Por mais de três vezes, Luziano disse que entende a situação por também ser produtor rural. “O maior desafio é não criminalizar ninguém, porque é possível conscientizar”, analisou, em entrevista coletiva. Para o delegado, é preciso, antes de tudo, esclarecer a situação aos responsáveis.
Na visão dele, é preciso haver integração entre a Dema e o trabalhador. “É claro que impedir ou dificultar a recuperação natural é crime. Aquele que vier à delegacia e botar dificuldade iremos fazer o procedimento policial e encaminhá-lo à Justiça”, enfatizou.
Das 491 nascentes que desembocam no Ribeirão João Leite, 103 vão passar pelo processo de recuperação nos próximos três meses.
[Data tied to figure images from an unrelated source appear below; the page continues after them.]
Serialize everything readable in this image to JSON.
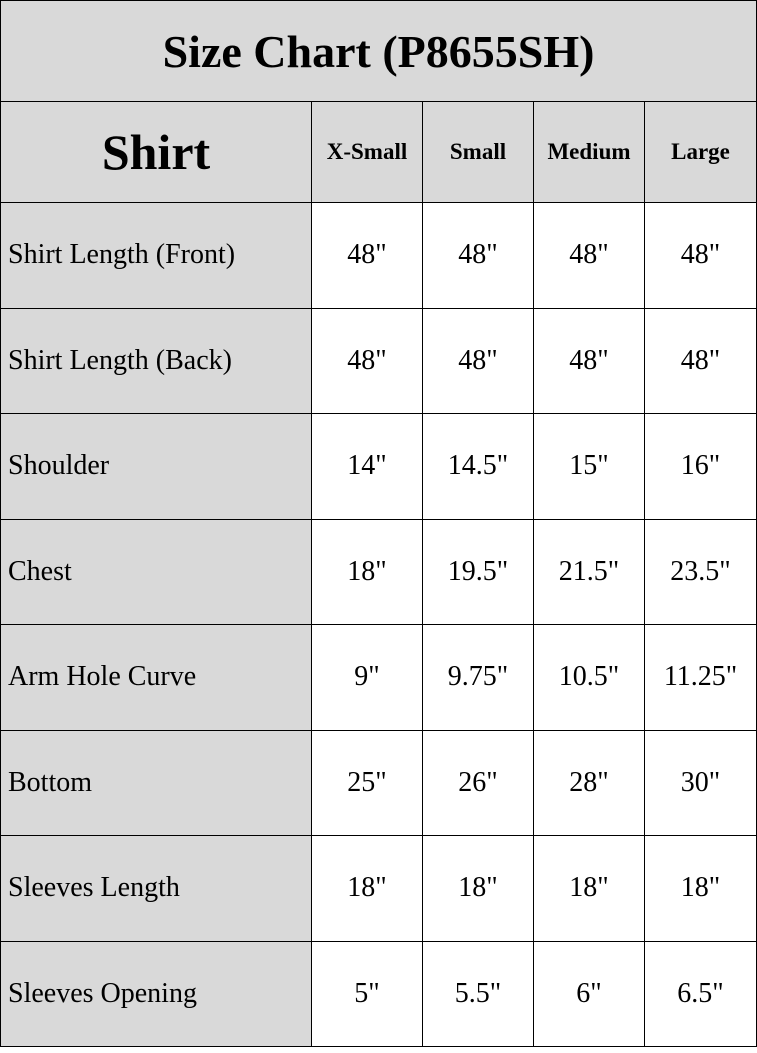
{
  "title": "Size Chart (P8655SH)",
  "header": {
    "category": "Shirt",
    "sizes": [
      "X-Small",
      "Small",
      "Medium",
      "Large"
    ]
  },
  "rows": [
    {
      "label": "Shirt Length (Front)",
      "values": [
        "48\"",
        "48\"",
        "48\"",
        "48\""
      ]
    },
    {
      "label": "Shirt Length (Back)",
      "values": [
        "48\"",
        "48\"",
        "48\"",
        "48\""
      ]
    },
    {
      "label": "Shoulder",
      "values": [
        "14\"",
        "14.5\"",
        "15\"",
        "16\""
      ]
    },
    {
      "label": "Chest",
      "values": [
        "18\"",
        "19.5\"",
        "21.5\"",
        "23.5\""
      ]
    },
    {
      "label": "Arm Hole Curve",
      "values": [
        "9\"",
        "9.75\"",
        "10.5\"",
        "11.25\""
      ]
    },
    {
      "label": "Bottom",
      "values": [
        "25\"",
        "26\"",
        "28\"",
        "30\""
      ]
    },
    {
      "label": "Sleeves Length",
      "values": [
        "18\"",
        "18\"",
        "18\"",
        "18\""
      ]
    },
    {
      "label": "Sleeves Opening",
      "values": [
        "5\"",
        "5.5\"",
        "6\"",
        "6.5\""
      ]
    }
  ],
  "colors": {
    "header_bg": "#d9d9d9",
    "cell_bg": "#ffffff",
    "border": "#000000"
  }
}
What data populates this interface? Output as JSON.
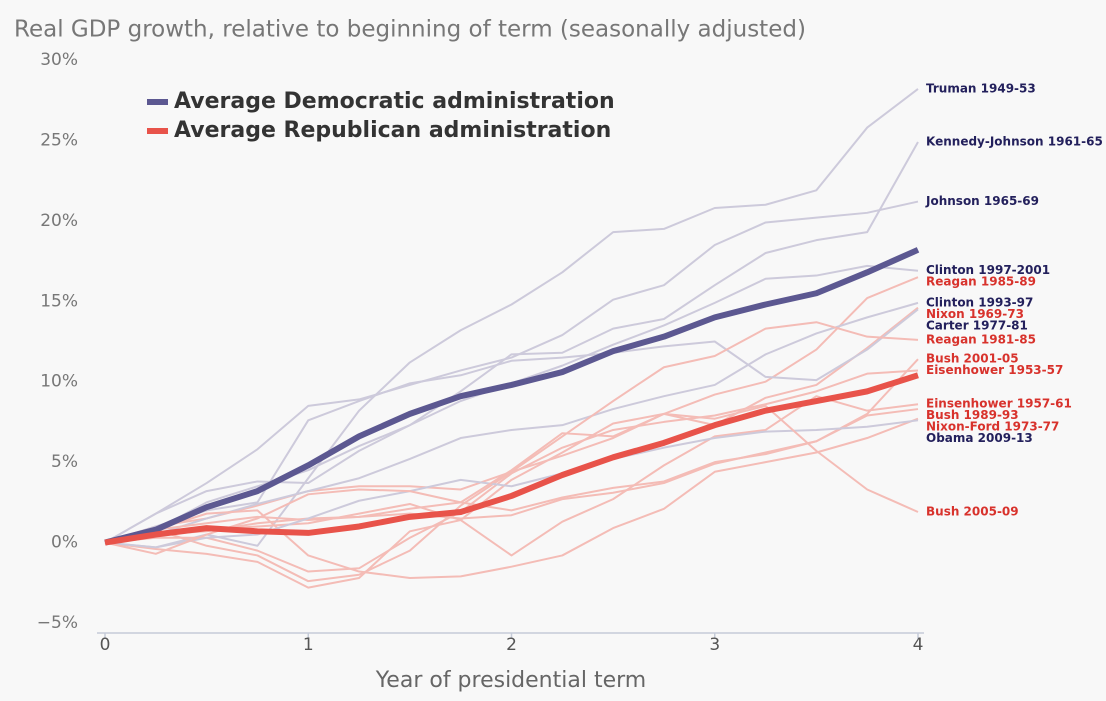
{
  "chart_data": {
    "type": "line",
    "title": "Real GDP growth, relative to beginning of term (seasonally adjusted)",
    "x_label": "Year of presidential term",
    "x": [
      0,
      0.25,
      0.5,
      0.75,
      1,
      1.25,
      1.5,
      1.75,
      2,
      2.25,
      2.5,
      2.75,
      3,
      3.25,
      3.5,
      3.75,
      4
    ],
    "xlim": [
      0,
      4
    ],
    "xticks": [
      0,
      1,
      2,
      3,
      4
    ],
    "ylim": [
      -5,
      30
    ],
    "yticks": [
      {
        "value": -5,
        "label": "−5%"
      },
      {
        "value": 0,
        "label": "0%"
      },
      {
        "value": 5,
        "label": "5%"
      },
      {
        "value": 10,
        "label": "10%"
      },
      {
        "value": 15,
        "label": "15%"
      },
      {
        "value": 20,
        "label": "20%"
      },
      {
        "value": 25,
        "label": "25%"
      },
      {
        "value": 30,
        "label": "30%"
      }
    ],
    "grid": false,
    "legend": "upper left",
    "series": [
      {
        "name": "Average Democratic administration",
        "color": "#5c5891",
        "values": [
          0,
          0.8,
          2.2,
          3.2,
          4.8,
          6.6,
          8.0,
          9.1,
          9.8,
          10.6,
          11.9,
          12.8,
          14.0,
          14.8,
          15.5,
          16.8,
          18.2
        ]
      },
      {
        "name": "Average Republican administration",
        "color": "#e8534a",
        "values": [
          0,
          0.5,
          0.9,
          0.7,
          0.6,
          1.0,
          1.6,
          1.9,
          2.9,
          4.2,
          5.3,
          6.2,
          7.3,
          8.2,
          8.8,
          9.4,
          10.4
        ]
      }
    ],
    "annotated_lines": [
      {
        "name": "Truman 1949-53",
        "color": "#cdcadb",
        "label_color": "#23205c",
        "values": [
          0,
          -0.3,
          0.5,
          -0.2,
          4,
          8.2,
          11.2,
          13.2,
          14.8,
          16.8,
          19.3,
          19.5,
          20.8,
          21,
          21.9,
          25.8,
          28.2
        ]
      },
      {
        "name": "Kennedy-Johnson 1961-65",
        "color": "#cdcadb",
        "label_color": "#23205c",
        "values": [
          0,
          1.8,
          3.2,
          3.8,
          3.7,
          5.7,
          7.3,
          9.4,
          11.7,
          11.8,
          13.3,
          13.9,
          16,
          18,
          18.8,
          19.3,
          24.9
        ]
      },
      {
        "name": "Johnson 1965-69",
        "color": "#cdcadb",
        "label_color": "#23205c",
        "values": [
          0,
          1.8,
          3.7,
          5.8,
          8.5,
          8.9,
          9.8,
          10.7,
          11.5,
          12.9,
          15.1,
          16,
          18.5,
          19.9,
          20.2,
          20.5,
          21.2
        ]
      },
      {
        "name": "Clinton 1997-2001",
        "color": "#cdcadb",
        "label_color": "#23205c",
        "values": [
          0,
          0.8,
          2.5,
          3.5,
          4.5,
          6,
          7.3,
          8.8,
          9.9,
          11,
          12.3,
          13.5,
          14.9,
          16.4,
          16.6,
          17.2,
          16.9
        ]
      },
      {
        "name": "Reagan 1985-89",
        "color": "#f4bcb6",
        "label_color": "#d8322c",
        "values": [
          0,
          1,
          1.5,
          2.3,
          3.2,
          3.5,
          3.5,
          3.3,
          4.4,
          5.4,
          6.5,
          8,
          9.2,
          10,
          12,
          15.2,
          16.5
        ]
      },
      {
        "name": "Clinton 1993-97",
        "color": "#cdcadb",
        "label_color": "#23205c",
        "values": [
          0,
          0.5,
          1.5,
          2.4,
          3.2,
          4,
          5.2,
          6.5,
          7,
          7.3,
          8.3,
          9.1,
          9.8,
          11.7,
          13,
          14,
          14.9
        ]
      },
      {
        "name": "Nixon 1969-73",
        "color": "#f4bcb6",
        "label_color": "#d8322c",
        "values": [
          0,
          0.5,
          0.8,
          1,
          1.2,
          1.8,
          2.4,
          1.4,
          3.9,
          5.6,
          7.4,
          8,
          7.3,
          9,
          9.8,
          12.1,
          14.6
        ]
      },
      {
        "name": "Carter 1977-81",
        "color": "#cdcadb",
        "label_color": "#23205c",
        "values": [
          0,
          1,
          2,
          2.5,
          7.6,
          8.8,
          9.9,
          10.4,
          11.3,
          11.5,
          11.8,
          12.2,
          12.5,
          10.3,
          10.1,
          12,
          14.5
        ]
      },
      {
        "name": "Reagan 1981-85",
        "color": "#f4bcb6",
        "label_color": "#d8322c",
        "values": [
          0,
          0.8,
          -0.2,
          -0.8,
          -2.4,
          -2,
          -0.5,
          2.3,
          4.4,
          6.6,
          8.8,
          10.9,
          11.6,
          13.3,
          13.7,
          12.8,
          12.6
        ]
      },
      {
        "name": "Bush 2001-05",
        "color": "#f4bcb6",
        "label_color": "#d8322c",
        "values": [
          0,
          0.5,
          0.7,
          1.2,
          1.5,
          1.6,
          2.1,
          2.5,
          2,
          2.8,
          3.4,
          3.8,
          5,
          5.5,
          6.3,
          8,
          11.4
        ]
      },
      {
        "name": "Eisenhower 1953-57",
        "color": "#f4bcb6",
        "label_color": "#d8322c",
        "values": [
          0,
          0.3,
          0.3,
          -0.5,
          -1.8,
          -1.6,
          0.3,
          1.9,
          4.3,
          5.9,
          7,
          7.5,
          7.9,
          8.6,
          9.4,
          10.5,
          10.7
        ]
      },
      {
        "name": "Einsenhower 1957-61",
        "color": "#f4bcb6",
        "label_color": "#d8322c",
        "values": [
          0,
          -0.4,
          -0.7,
          -1.2,
          -2.8,
          -2.2,
          0.7,
          1.4,
          -0.8,
          1.3,
          2.7,
          4.8,
          6.6,
          7,
          9.1,
          8.2,
          8.6
        ]
      },
      {
        "name": "Bush 1989-93",
        "color": "#f4bcb6",
        "label_color": "#d8322c",
        "values": [
          0,
          0.8,
          1.2,
          1.6,
          1.4,
          1.6,
          1.8,
          1.5,
          1.7,
          2.7,
          3.1,
          3.7,
          4.9,
          5.6,
          6.3,
          7.9,
          8.3
        ]
      },
      {
        "name": "Nixon-Ford 1973-77",
        "color": "#f4bcb6",
        "label_color": "#d8322c",
        "values": [
          0,
          0.8,
          1.8,
          2,
          -0.8,
          -1.8,
          -2.2,
          -2.1,
          -1.5,
          -0.8,
          0.9,
          2.1,
          4.4,
          5,
          5.6,
          6.5,
          7.7
        ]
      },
      {
        "name": "Obama 2009-13",
        "color": "#cdcadb",
        "label_color": "#23205c",
        "values": [
          0,
          -0.3,
          0.3,
          0.5,
          1.5,
          2.6,
          3.2,
          3.9,
          3.5,
          4.3,
          5.2,
          5.9,
          6.5,
          6.9,
          7,
          7.2,
          7.6
        ]
      },
      {
        "name": "Bush 2005-09",
        "color": "#f4bcb6",
        "label_color": "#d8322c",
        "values": [
          0,
          -0.7,
          0.5,
          1.5,
          3,
          3.3,
          3.2,
          2.5,
          4.5,
          6.8,
          6.6,
          8,
          7.7,
          8.5,
          5.7,
          3.3,
          1.9
        ]
      }
    ]
  }
}
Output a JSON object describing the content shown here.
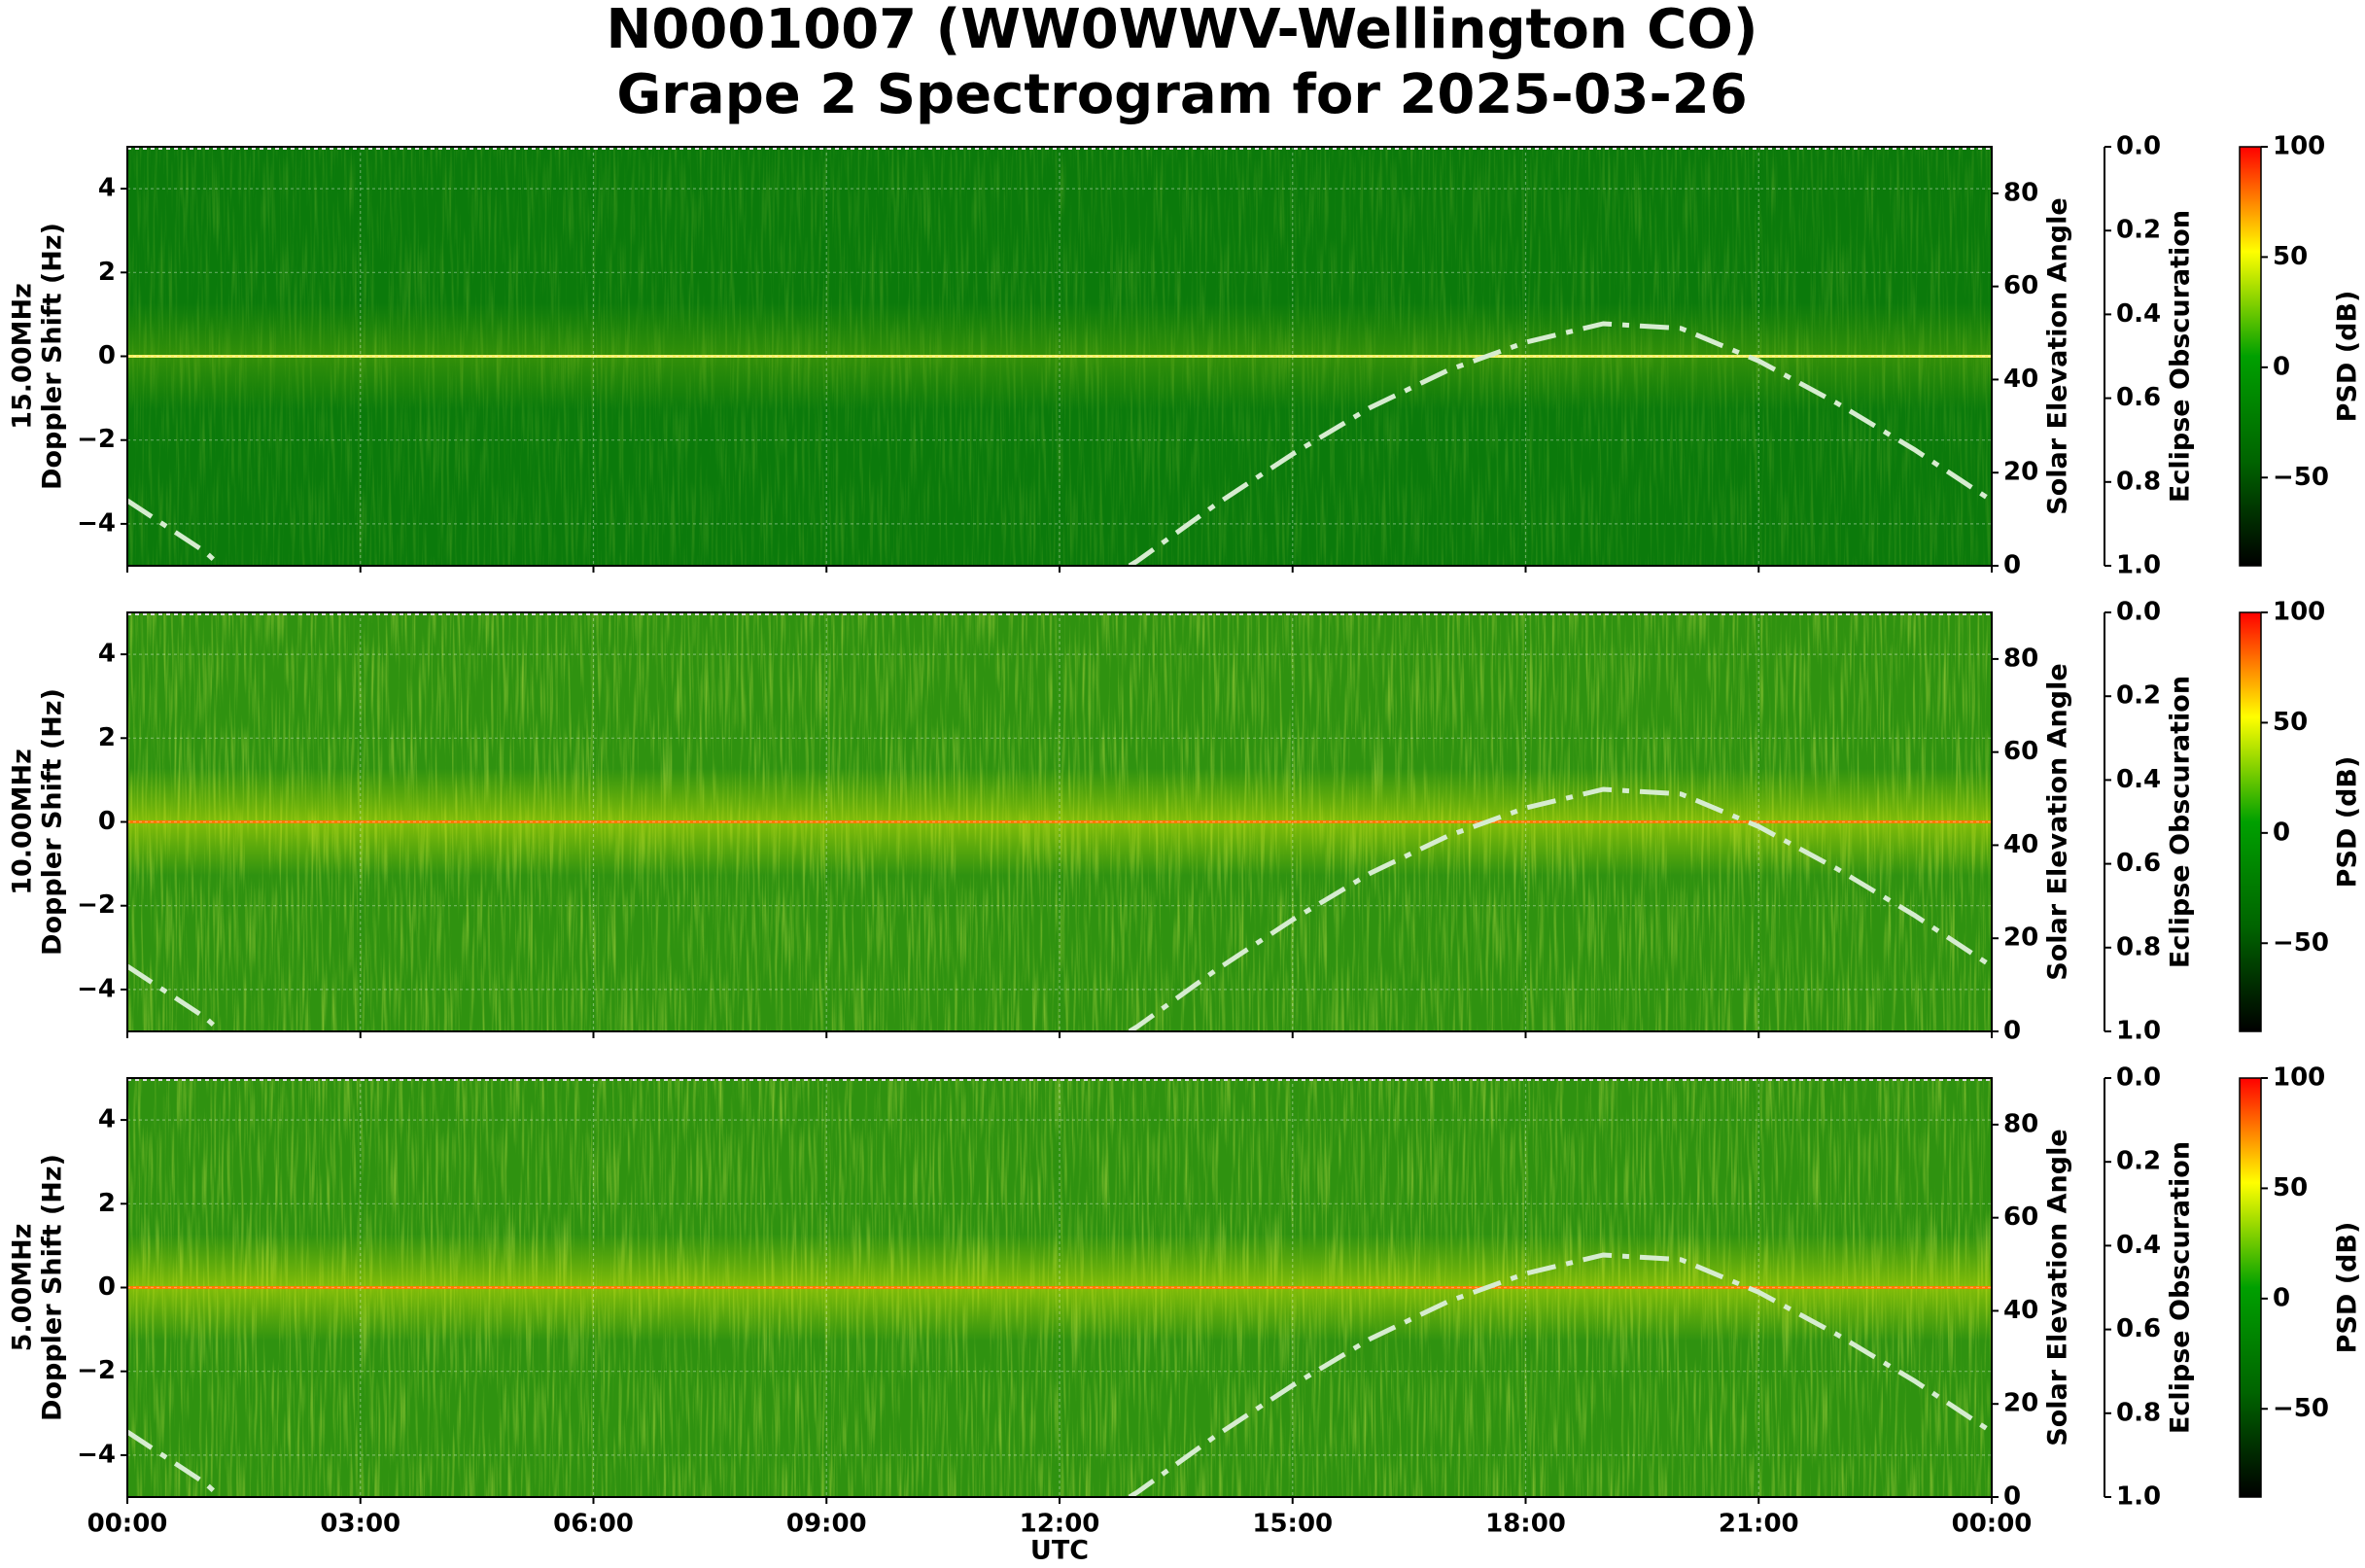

As demais (276) serão vistoriadas no segundo semestre.
E em tempo de crise hídrica, agravada principalmente na Região Sudoeste, o investigador prevê: “O dia em que secar a água do Cerrado, vai acabar em todo o País”. Os outros reservatórios de abastecimento público da capital são o do Meia Ponte e o Samambaia.
Segundo o Artigo 48 da Lei 9.605, impedir ou dificultar a regeneração natural da fauna e flora é crime. A pena é de seis meses a um ano, com multas que podem chegar a R$ 5 mil por hectare danificado.
Vida útil do reservatório
Supervisor de Proteção de Mananciais da Saneago, Fernando Costa Junqueira sublinha que a manutenção dos pontos contribui para manter a durabilidade do reservatório. Hoje, a previsão é que dure até 2025. “O que faz com que o tempo de vida útil seja curto seriam problemas como o assoreamento e poluição”, ressaltou.
O servidor da central de abastecimento pontua que o trabalho de conscientização e reflorestamento é igualmente importante, pois vai fazer com que as nascentes tenham a vazão conservada. Assim, a qualidade da água será mantida.
O engenheiro ambiental Benício Rodrigues Batista Junior presta serviço a maior parte dos produtores. Formado pelo Instituto Luterano de Ensino Superior de Itumbiara (Iles/Ulbra), antiga Feist, ele argumenta que é preciso tornar prioridade a segurança do fornecimento hídrico. “Se seguirmos a linha de recuperação das nascentes principais e não acomodarmos, teremos menor risco de ficar sem água”, resumiu.